Mills, by no means a demonstrative sort, is aglow with gratitude for the equipment which has made his job easier. "We haven't had a wet court for 20 years," he said, early one morning last week after a night of storms. "Last night's weather brought back memories of what happened in 1985, when we were just starting with the new covers. On that occasion the Club was struck by lightning, there was a photographer swimming in a flooded stairwell on Centre Court. And not a drop of water got on to the courts. It was the same last night."

So take a bow, Donald Kenyon - "managing director, proprietor, call me what you like, we are only a small company". He thought of inflatable, roll-on covers in 1981 and basically the concept hasn't changed since then, though the firm now produce a hover-cover for Test cricket grounds. "The original one is at Lord's, as big as a railway carriage. It literally hovers out on to the pitch and sits down when you ask it to."

Though the company supply covers for all the first-class cricket grounds in this country and the West Indies, Manchester United's pitch at Old Trafford and at racecourses as frost protection, tennis - and particularly Wimbledon - is Kenyon's pride.

Two years after founding his firm he brought a sample to the All England Club, who swiftly recognised the improvement offered over the traditional heavy covers laid over the grass, which encouraged condensation. Wimbledon took one on trial, approved it, bought five more the next year and by 1985, just in time for the record rains, all courts had the inflatable covers in place.

They are made of a light, mesh fabric coated on each side with a special ingredient which helps to repel ultra- violet rays and the chemicals used on grass. "In the old days, some chemicals used to eat holes in the covers," Kenyon explained.

Kenyon acknowledges that the covers are expensive, especially at Wimbledon, where the courts are of different sizes, but declines to offer a figure. "I was asked many years ago not to give the cost." On the other hand, they are extremely durable and last for what Kenyon considers a worryingly long time, barring man-made disasters like the spectator who once stubbed out his cigar on the rolled-up cover on Court Two.

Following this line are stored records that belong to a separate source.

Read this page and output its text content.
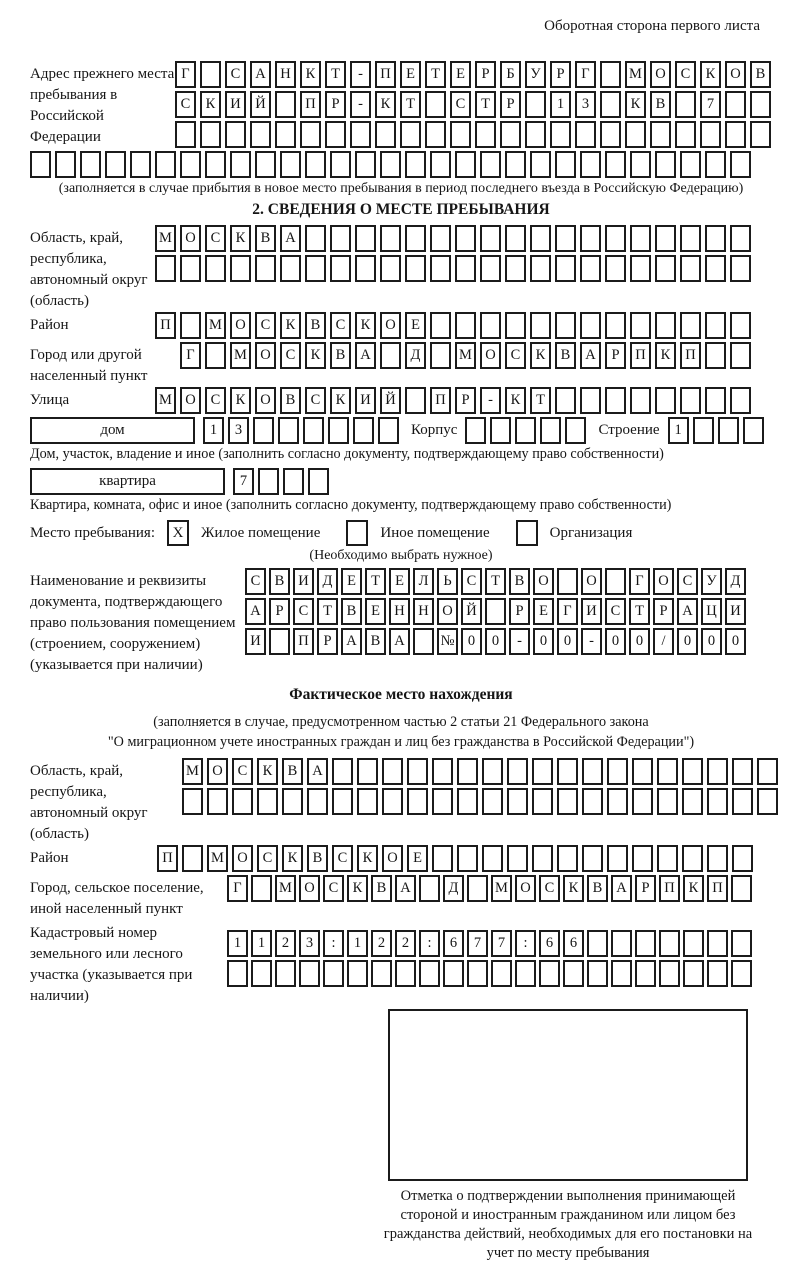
Оборотная сторона первого листа
Адрес прежнего места пребывания в Российской Федерации
Г	С	А	Н	К	Т	-	П	Е	Т	Е	Р	Б	У	Р	Г	М О	С	К	О	В
С	К	И	Й	П	Р	-	К	Т	С	Т	Р	1	3	К	В	7
(заполняется в случае прибытия в новое место пребывания в период последнего въезда в Российскую Федерацию)
2. СВЕДЕНИЯ О МЕСТЕ ПРЕБЫВАНИЯ
Область, край, республика, автономный округ (область)
М О	С	К	В	А
Район	П	М О	С	К	В	С	К	О	Е
Город или другой населенный пункт
Г	М О	С	К	В	А	Д	М О	С	К	В	А	Р	П	К	П
Улица	М О	С	К	О	В	С	К	И	Й	П	Р	-	К	Т
дом	1	3	Корпус	Строение	1
Дом, участок, владение и иное (заполнить согласно документу, подтверждающему право собственности)
квартира	7
Квартира, комната, офис и иное (заполнить согласно документу, подтверждающему право собственности)
Место пребывания:	X	Жилое помещение	Иное помещение	Организация
(Необходимо выбрать нужное)
Наименование и реквизиты документа, подтверждающего право пользования помещением (строением, сооружением) (указывается при наличии)
С В И Д	Е	Т	Е	Л	Ь	С	Т	В О	О	Г	О С У Д
А	Р	С	Т	В	Е Н Н О Й	Р	Е	Г	И С	Т	Р	А Ц И
И	П	Р	А В А	№ 0	0	-	0	0	-	0	0	/	0	0	0
Фактическое место нахождения
(заполняется в случае, предусмотренном частью 2 статьи 21 Федерального закона
"О миграционном учете иностранных граждан и лиц без гражданства в Российской Федерации")
Область, край, республика, автономный округ (область)
М О	С	К	В	А
Район	П	М О	С	К	В	С	К	О	Е
Город, сельское поселение, иной населенный пункт
Г	М О С К В А	Д	М О С К В А	Р	П К П
Кадастровый номер земельного или лесного участка (указывается при наличии)
1	1	2	3	:	1	2	2	:	6	7	7	:	6	6
Отметка о подтверждении выполнения принимающей стороной и иностранным гражданином или лицом без гражданства действий, необходимых для его постановки на учет по месту пребывания
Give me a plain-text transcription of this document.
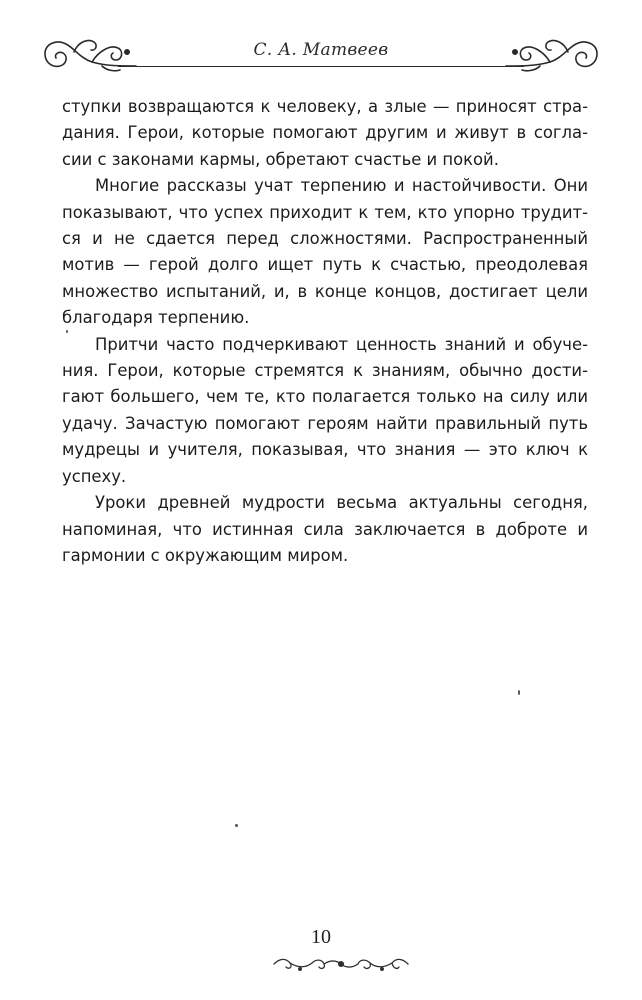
С. А. Матвеев

ступки возвращаются к человеку, а злые — приносят страдания. Герои, которые помогают другим и живут в согласии с законами кармы, обретают счастье и покой.

Многие рассказы учат терпению и настойчивости. Они показывают, что успех приходит к тем, кто упорно трудится и не сдается перед сложностями. Распространенный мотив — герой долго ищет путь к счастью, преодолевая множество испытаний, и, в конце концов, достигает цели благодаря терпению.

Притчи часто подчеркивают ценность знаний и обучения. Герои, которые стремятся к знаниям, обычно достигают большего, чем те, кто полагается только на силу или удачу. Зачастую помогают героям найти правильный путь мудрецы и учителя, показывая, что знания — это ключ к успеху.

Уроки древней мудрости весьма актуальны сегодня, напоминая, что истинная сила заключается в доброте и гармонии с окружающим миром.

10
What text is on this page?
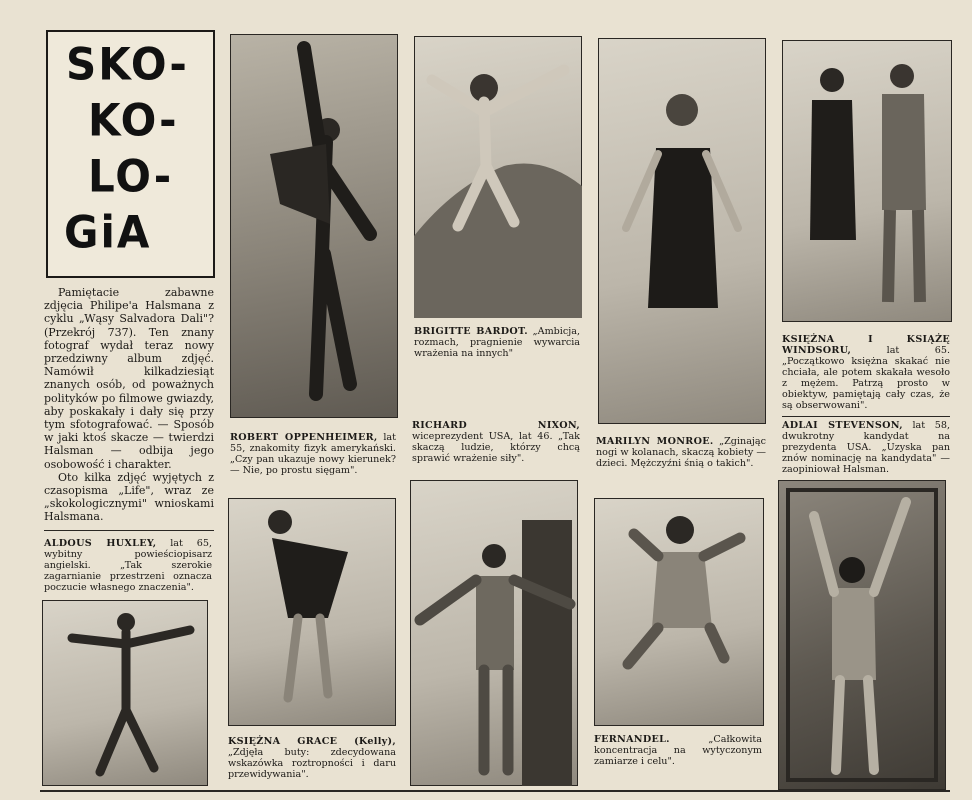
SKO-
KO-
LO-
GiA

Pamiętacie zabawne zdjęcia Philipe'a Halsmana z cyklu „Wąsy Salvadora Dali"? (Przekrój 737). Ten znany fotograf wydał teraz nowy przedziwny album zdjęć. Namówił kilkadziesiąt znanych osób, od poważnych polityków po filmowe gwiazdy, aby poskakały i dały się przy tym sfotografować. — Sposób w jaki ktoś skacze — twierdzi Halsman — odbija jego osobowość i charakter.

Oto kilka zdjęć wyjętych z czasopisma „Life", wraz ze „skokologicznymi" wnioskami Halsmana.

ALDOUS HUXLEY, lat 65, wybitny powieściopisarz angielski. „Tak szerokie zagarnianie przestrzeni oznacza poczucie własnego znaczenia".

ROBERT OPPENHEIMER, lat 55, znakomity fizyk amerykański. „Czy pan ukazuje nowy kierunek? — Nie, po prostu sięgam".

BRIGITTE BARDOT. „Ambicja, rozmach, pragnienie wywarcia wrażenia na innych"

RICHARD NIXON, wiceprezydent USA, lat 46. „Tak skaczą ludzie, którzy chcą sprawić wrażenie siły".

MARILYN MONROE. „Zginając nogi w kolanach, skaczą kobiety — dzieci. Mężczyźni śnią o takich".

KSIĘŻNA I KSIĄŻĘ WINDSORU, lat 65. „Początkowo księżna skakać nie chciała, ale potem skakała wesoło z mężem. Patrzą prosto w obiektyw, pamiętają cały czas, że są obserwowani".

ADLAI STEVENSON, lat 58, dwukrotny kandydat na prezydenta USA. „Uzyska pan znów nominację na kandydata" — zaopiniował Halsman.

KSIĘŻNA GRACE (Kelly), „Zdjęła buty: zdecydowana wskazówka roztropności i daru przewidywania".

FERNANDEL. „Całkowita koncentracja na wytyczonym zamiarze i celu".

"It was still lit and drilled a hole which went all the way through to the roller inside, so as you rolled the cover out, every 18 inches there was this same hole in it."

Kenyon's team of eight live on site in the high-rise apartment building which overlooks Wimbledon. "We can see the rain coming from up there," he says. They are on duty 24 hours a day, in co-operation with the tournament's ground- staff, to deal with sudden weather changes.

"People often say to me it's a wonderful job, sitting at Wimbledon for three weeks," he smiled. Pointing to the All England Club's manicured acres, he said: "The simple answer is that my job is to see that stuff never gets wet."